In other words, it means that $B_i(j)$ is equal to $1 \cdot B_{i-1}(j - 2^{i-1})$ with the first bit of $B_{i-1}(j - 2^{i-1})$ flipped.

**Proof**: by induction on $i$:

**Induction base**: ($i = 2$): $\begin{aligned} B_2(2) &= 1 \cdot (B_2(0) \oplus 1) = 1 \cdot (0 \oplus 1) = 1 \cdot 1 = 11 = 1 \cdot B_1(1) \\ B_2(3) &= 1 \cdot (B_2(1) \oplus 1) = 1 \cdot (1 \oplus 1) = 1 \cdot 0 = 10 = 1 \cdot B_1(0) \end{aligned}$

**Induction step**: ($i - 1 \rightarrow i$):

- When defining $B_{i-1}$, we prepended bit 1 to every code $j$ in the second half ($2^{i-2} \le j < 2^{i-1}$). Because of that, it is correct to flip the first bit of $B_{i-1}(j - 2^{i-1})$.
- We now argue why it is correct to just leave other bits as-is. Consider all the bits at an arbitrary, but fixed position $0 \le k \le i - 4$ in the gray codes generated by $B_{i-1}$. Formally, let $a(l) := b_k$ where $b_{n-1}\dots b_0 := B_{i-1}(l)$ and $a := a(0), \dots, a(2^{i-2}-1), a(2^{i-2}), \dots, a(2^{i-1}-1)$.
- By definition of $B_{i-1}$, the second part of $a$ is the reversed first half of $a$, or, formally, $a(2^{i-2}), \dots, a(2^{i-1}-1) = a(2^{i-2}-1), \dots, a(0)$.
- By induction hypothesis, we know that $a(0), \dots, a(2^{i-2}-1) = a(2^{i-2}), \dots, a(2^{i-1}-1)$.
- By combining the last 2 observations, it follows that both $a(0), \dots, a(2^{i-2}-1)$ and $a(2^{i-2}), \dots, a(2^{i-1}-1)$ are palindromes.
- $a$ is a concatenation of 2 equal palindromes and is therefore also a palindrome.

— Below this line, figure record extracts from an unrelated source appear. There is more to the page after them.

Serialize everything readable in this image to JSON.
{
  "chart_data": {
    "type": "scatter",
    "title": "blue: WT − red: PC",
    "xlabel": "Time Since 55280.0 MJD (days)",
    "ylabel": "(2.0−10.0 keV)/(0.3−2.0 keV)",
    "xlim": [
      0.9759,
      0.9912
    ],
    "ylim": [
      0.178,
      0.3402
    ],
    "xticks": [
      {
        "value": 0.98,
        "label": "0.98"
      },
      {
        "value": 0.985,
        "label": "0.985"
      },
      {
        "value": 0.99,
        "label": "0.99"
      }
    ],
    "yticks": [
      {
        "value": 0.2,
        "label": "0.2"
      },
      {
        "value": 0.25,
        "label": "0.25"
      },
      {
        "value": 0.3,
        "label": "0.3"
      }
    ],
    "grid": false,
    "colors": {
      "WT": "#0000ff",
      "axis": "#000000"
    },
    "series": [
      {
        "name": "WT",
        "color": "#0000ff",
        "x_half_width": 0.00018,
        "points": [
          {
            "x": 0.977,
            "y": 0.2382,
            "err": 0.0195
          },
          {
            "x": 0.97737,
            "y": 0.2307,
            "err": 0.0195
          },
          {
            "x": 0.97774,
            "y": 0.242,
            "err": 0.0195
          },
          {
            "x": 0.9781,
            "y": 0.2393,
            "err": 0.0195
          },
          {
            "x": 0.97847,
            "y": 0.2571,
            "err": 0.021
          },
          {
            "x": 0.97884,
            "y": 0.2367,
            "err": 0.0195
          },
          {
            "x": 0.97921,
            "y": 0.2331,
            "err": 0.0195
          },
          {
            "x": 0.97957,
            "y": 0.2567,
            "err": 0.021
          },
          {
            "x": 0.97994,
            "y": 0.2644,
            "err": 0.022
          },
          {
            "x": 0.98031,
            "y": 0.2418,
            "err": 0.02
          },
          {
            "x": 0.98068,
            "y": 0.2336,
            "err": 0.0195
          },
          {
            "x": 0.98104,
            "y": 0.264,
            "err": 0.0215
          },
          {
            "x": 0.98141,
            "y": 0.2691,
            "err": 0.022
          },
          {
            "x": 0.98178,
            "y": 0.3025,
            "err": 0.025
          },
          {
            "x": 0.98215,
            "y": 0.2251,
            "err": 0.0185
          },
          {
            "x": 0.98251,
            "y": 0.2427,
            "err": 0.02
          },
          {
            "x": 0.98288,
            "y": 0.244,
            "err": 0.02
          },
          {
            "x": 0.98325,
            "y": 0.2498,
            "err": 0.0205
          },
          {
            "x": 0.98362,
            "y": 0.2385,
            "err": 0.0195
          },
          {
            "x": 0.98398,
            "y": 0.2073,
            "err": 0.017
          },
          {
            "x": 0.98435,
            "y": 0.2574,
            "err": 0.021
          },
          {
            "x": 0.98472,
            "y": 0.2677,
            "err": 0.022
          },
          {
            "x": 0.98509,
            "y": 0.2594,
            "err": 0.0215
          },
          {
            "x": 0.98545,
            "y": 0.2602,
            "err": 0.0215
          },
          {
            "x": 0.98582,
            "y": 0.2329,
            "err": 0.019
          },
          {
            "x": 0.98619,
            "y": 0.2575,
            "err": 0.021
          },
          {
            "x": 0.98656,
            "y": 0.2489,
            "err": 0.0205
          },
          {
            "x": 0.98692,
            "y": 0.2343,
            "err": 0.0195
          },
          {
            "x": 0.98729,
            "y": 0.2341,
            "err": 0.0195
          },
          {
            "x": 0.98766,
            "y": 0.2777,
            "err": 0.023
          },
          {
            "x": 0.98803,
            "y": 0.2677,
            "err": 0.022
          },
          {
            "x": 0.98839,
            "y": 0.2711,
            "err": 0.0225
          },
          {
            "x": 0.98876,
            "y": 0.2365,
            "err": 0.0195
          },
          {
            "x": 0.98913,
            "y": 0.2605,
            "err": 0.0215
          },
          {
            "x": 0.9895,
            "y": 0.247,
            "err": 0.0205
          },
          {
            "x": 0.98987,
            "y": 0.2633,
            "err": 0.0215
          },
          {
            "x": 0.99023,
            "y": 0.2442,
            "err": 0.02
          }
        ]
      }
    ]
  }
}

This completes the proof. We can also illustrate, for example, the $3 \rightarrow 4$ induction step:

Here, $a$ is illustrated for $k = 0$.

## Equivalence of definitions

Of course, we need to prove that both definitions (recursive and non-recursive) are equivalent. Formally, we will prove the equivalence of definitions of all gray codes $0 \le x < 2^i$ by induction for all $i$:

**Induction base**: ($i \in \{1, 2\}$) Both definitions are equivalent for the first 4 gray codes.

**Induction step**: ($i \rightarrow i + 1$):

- $B_i$ is part of $B_{i+1}$, so we only need to prove that the definitions for gray codes for $2^i \le x \le 2^{i+1} - 1$ from the second part of $B_{i+1}$ are equivalent.
- Let $x = x_i, \dots, x_0$. As $B_{i+1}$ defines first $2^{i+1}$ gray codes, it follows that $x_i = 1$ (this fact is clearly seen on the illustrations above — the leading ones are marked with orange).
- By the symmetry theorem, we know that the gray code of $x$ is equal to the gray code of $x - 2^i$ with the first bit flipped and 1 prepended. On the other hand, by the first definition of gray codes and because of $B_{i+1}$ defining $2^{i+1}$ gray codes, the gray code for $x$ is also equal to the gray code of $x - 2^i$ with the first bit flipped because $g_{i-1} = x_{i-1} \oplus x_i = x_{i-1} \oplus 1$ and 1 prepended (see above). By induction hypothesis, both definitions for $x - 2^i$ were equivalent, so the definitions are equivalent for $x$.